Laptop Formatted while returning after exit

Need help on the issue after employee left the company. He has been associated with us since 3 years. After last day, he returned company asset but after formatting the laptop which is not acceptable under ISO guidelines. What we can do for it?


1 Like

Hi Aprajita,

If your IT / Information Security & Management team is taking periodical back ups as per ISO controls, then you can retrieve the data.

If your data management controls are not in place, then it is a trouble if there are critical data loss / unauthorized destruction.

Bhuvana Anand

Thanks Bhuvana. Let me know if any legal action can be taken or we can HOLD his FNF by Law?

1 Like

There are a couple of things which you could take immediate action.

  1. This is a clear gap in the IT/IS process in place. The IT team was supposed to take periodical backups and also should have anticipated such risks.
  2. If no explicit clauses are referring to the return of company assets in good condition, reporting of system complaints and other issues in a proper manner, etc., and if not included such relevant clauses in policies and appointment orders, it is one of the next important tasks to immediately take up.
  3. If the conduct, discipline, and appeal rules are not set (like standing orders), it is also another task to schedule. For disciplinary action, organizations require such explicit written rule books.

If the appointment order and policies acknowledged (IT policy, NDA, etc.) contain relevant terms to safeguard the company assets and data, then there is a chance to seek an explanation from the employee and hold the F&F till satisfactory resolution of it. However there could be plenty of challenges - how do you prove the employee guilty? The employee can allege that it happened via transit or was committed by the HR/IT team. As the person is no more an employee (maybe not in office as well), it is hard to prove the intention and certainly the misconduct. You may require forensic experts’ assistance. So many further aspects require collective management decisions.

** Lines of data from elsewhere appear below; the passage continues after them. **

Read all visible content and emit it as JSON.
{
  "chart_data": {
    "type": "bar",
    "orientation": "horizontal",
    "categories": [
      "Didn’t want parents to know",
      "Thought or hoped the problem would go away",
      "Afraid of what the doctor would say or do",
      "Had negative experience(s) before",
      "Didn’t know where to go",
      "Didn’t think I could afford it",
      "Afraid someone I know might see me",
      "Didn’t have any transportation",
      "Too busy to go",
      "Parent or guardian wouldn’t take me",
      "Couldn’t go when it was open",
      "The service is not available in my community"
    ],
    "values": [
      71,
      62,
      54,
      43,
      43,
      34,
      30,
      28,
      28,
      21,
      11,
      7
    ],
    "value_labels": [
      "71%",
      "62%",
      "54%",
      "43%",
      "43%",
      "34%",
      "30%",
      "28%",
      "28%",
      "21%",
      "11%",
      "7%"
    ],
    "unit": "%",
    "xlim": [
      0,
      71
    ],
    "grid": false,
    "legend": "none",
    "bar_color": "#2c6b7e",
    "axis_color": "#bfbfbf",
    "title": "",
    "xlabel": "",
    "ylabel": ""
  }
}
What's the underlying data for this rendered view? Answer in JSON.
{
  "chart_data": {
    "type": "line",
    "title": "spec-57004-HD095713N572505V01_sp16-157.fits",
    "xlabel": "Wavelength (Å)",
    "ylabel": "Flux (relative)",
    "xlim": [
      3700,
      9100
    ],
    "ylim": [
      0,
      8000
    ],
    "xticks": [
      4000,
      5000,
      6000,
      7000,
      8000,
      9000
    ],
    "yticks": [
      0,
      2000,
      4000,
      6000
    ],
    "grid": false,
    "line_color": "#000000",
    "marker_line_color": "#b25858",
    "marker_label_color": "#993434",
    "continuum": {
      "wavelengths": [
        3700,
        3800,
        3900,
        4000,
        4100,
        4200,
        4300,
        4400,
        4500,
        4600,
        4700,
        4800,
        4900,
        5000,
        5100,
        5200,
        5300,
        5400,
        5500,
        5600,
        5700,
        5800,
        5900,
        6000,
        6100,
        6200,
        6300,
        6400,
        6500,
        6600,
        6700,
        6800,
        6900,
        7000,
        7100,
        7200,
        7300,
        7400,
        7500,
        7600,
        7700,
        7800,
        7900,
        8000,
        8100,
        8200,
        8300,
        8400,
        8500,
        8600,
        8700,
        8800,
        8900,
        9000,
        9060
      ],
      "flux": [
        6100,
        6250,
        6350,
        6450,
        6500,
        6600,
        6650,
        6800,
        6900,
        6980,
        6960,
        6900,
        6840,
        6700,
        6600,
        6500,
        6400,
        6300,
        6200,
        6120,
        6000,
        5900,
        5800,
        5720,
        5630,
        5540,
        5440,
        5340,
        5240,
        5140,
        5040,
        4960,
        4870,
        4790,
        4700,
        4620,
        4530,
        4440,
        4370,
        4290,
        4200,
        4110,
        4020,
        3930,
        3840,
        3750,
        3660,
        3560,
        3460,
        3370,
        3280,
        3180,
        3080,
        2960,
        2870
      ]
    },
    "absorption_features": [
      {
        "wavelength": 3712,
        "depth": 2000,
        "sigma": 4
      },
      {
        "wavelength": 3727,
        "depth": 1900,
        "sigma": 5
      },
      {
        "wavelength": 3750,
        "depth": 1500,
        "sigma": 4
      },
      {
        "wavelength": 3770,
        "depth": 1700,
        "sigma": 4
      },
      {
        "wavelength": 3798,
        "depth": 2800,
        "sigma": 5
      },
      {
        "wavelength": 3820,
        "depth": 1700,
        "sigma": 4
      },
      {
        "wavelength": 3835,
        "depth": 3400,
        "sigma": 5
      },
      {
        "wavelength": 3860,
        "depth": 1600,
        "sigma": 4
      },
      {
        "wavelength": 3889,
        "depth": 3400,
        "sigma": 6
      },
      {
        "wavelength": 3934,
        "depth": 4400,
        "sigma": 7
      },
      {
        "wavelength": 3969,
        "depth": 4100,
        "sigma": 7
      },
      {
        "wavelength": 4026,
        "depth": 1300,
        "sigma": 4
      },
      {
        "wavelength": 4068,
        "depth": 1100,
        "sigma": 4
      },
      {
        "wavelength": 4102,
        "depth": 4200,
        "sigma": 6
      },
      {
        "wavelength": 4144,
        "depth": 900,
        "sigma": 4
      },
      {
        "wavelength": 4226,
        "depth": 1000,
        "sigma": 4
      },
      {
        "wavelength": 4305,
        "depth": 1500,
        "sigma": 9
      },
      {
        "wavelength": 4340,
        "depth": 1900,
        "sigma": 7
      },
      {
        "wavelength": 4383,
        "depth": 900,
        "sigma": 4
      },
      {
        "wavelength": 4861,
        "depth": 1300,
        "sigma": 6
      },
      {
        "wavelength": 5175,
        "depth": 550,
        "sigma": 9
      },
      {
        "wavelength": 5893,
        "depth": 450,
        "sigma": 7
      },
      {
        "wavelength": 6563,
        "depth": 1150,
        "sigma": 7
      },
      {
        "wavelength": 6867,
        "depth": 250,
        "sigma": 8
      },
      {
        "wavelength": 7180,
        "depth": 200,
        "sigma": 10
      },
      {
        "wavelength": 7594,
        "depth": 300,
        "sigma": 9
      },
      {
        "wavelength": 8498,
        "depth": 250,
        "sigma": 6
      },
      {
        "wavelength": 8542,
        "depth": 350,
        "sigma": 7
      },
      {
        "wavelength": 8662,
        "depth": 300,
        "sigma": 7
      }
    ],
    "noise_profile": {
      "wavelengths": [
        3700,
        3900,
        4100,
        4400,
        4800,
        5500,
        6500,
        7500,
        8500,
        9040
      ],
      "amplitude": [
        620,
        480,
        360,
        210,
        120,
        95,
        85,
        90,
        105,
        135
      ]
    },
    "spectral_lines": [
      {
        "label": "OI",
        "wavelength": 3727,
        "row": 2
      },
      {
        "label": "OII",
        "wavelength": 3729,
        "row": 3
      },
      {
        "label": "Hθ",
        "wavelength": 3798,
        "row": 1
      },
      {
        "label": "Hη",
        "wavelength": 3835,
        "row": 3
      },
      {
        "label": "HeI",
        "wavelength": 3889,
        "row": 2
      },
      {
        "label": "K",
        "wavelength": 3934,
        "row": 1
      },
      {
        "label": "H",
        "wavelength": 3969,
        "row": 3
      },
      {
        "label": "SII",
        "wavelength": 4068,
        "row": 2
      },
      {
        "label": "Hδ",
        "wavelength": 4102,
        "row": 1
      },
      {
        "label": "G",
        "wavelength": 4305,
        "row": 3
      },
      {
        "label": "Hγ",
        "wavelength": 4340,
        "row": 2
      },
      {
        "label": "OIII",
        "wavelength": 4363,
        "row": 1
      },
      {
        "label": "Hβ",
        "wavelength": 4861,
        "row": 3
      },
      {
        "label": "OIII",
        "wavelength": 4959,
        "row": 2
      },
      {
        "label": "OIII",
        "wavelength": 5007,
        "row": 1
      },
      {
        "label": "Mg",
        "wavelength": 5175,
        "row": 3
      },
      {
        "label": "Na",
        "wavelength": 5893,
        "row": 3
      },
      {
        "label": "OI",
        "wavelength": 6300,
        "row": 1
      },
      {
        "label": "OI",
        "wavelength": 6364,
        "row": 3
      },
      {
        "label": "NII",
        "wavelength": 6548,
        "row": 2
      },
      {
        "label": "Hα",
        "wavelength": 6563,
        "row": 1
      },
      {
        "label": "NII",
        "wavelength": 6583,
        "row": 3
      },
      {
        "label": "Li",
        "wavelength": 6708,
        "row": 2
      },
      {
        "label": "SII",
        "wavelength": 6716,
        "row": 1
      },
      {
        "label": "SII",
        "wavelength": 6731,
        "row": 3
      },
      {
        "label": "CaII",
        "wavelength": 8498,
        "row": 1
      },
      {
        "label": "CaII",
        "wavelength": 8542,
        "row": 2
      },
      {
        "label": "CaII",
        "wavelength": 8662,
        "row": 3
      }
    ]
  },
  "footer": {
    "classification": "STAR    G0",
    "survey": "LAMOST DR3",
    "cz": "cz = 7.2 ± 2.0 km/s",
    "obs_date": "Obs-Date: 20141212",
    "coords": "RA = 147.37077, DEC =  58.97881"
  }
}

If the organization has incurred data loss, try to arrive at an approximate figure (amount of loss) and then hold the relieving till there is a consensus arrives.

Note: Irrespective of whether you take an action and recover the loss from the ex-employee, it is high time to put some serious effort to set the right policies and procedures. This is to avoid similar occurrences in the future.


Thanks for the details. We have put in NDA and have all corrective measure in place. This will help us to take action. Thanks again.